Iraqi refugees dying under extreme heat – report

Tens of thousands of Iraqi civilians who fled fighting in Anbar province are now at extreme risk due to a scorching heat wave in the region, doctors warn [Xinhua]

Tens of thousands of Iraqi civilians who fled fighting in Anbar province are now at extreme risk due to a scorching heat wave in the region, doctors warn [Xinhua]

Iraq’s government has ordered a four-day weekend and urged citizens to remain indoors and drink plenty of water as an extreme heat wave rolls through the region.

Temperatures on Thursday reached 52C (125.6F) and are expected to remain above 50C (120F) for at least the next week.

The government order comes as some three million internally displaced Iraqis fleeing the fighting between militias and the Islamic State (ISIL) are forced to find water and ways to cool off in makeshift camps throughout the country.

The consistent power and water outages since the US invasion in 2003 exacerbates the impact of the heat wave on the young and elderly.

Raad Al Dahlaki, head of the Iraqi parliament’s Committee on Immigration and Displacement, told Kurdish media that at least 52 children had died in refugee camps in the past week.

“After the deaths of these children due to high temperature of 50 degrees Celsius, the government is trying to provide 24-hours electricity and coolers for refugees to save them from heat waves of summer,” Al Dahlaki told Erbil-based Kurdish weekly Rudaw.

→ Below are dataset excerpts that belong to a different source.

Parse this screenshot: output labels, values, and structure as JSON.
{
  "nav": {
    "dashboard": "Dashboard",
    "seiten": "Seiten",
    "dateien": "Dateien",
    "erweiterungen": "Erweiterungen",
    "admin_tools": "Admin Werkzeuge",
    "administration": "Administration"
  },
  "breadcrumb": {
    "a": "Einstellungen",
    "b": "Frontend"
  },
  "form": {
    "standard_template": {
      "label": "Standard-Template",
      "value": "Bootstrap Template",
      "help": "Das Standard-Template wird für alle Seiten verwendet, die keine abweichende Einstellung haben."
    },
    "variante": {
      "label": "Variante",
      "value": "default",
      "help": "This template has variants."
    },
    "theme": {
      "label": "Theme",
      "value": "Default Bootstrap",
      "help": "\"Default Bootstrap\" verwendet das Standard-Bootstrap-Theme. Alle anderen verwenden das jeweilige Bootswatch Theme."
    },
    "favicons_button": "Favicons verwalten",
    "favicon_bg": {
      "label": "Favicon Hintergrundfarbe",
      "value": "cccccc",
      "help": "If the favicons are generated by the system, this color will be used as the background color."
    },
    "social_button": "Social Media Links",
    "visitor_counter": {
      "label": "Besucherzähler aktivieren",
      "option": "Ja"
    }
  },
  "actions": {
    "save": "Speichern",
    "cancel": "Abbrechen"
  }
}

On July 20, the UN warned that “Iraq is now contending with one of the largest humanitarian crises in the world, with over 8 million people in need of humanitarian assistance”.

But severe lack of funding has forced the UN Office for the Coordination of Humanitarian Affairs (OCHA) to shut down critical assistance programs to these refugees.

“Provision of an effective [water, sanitation and hygiene] WASH response across the country remains severely constrained by lack of funding. 28 per cent of WASH programmes have already closed due to lack of funding,” an OHCA report said.

“An additional 12 per cent will close by the end of July.”

OCHA says it has received less than six per cent of the $95 million needed to fund its humanitarian assistance programs in Iraq.

It also warned that nearly all humanitarian health programs will be terminated by October 2015 if it does not meet its funding target.

Last week, demonstrators protesting the lack of electricity clashed with police in the southern Iraqi city of Basra. One protester was killed when a gun battle broke out between protesters and security forces.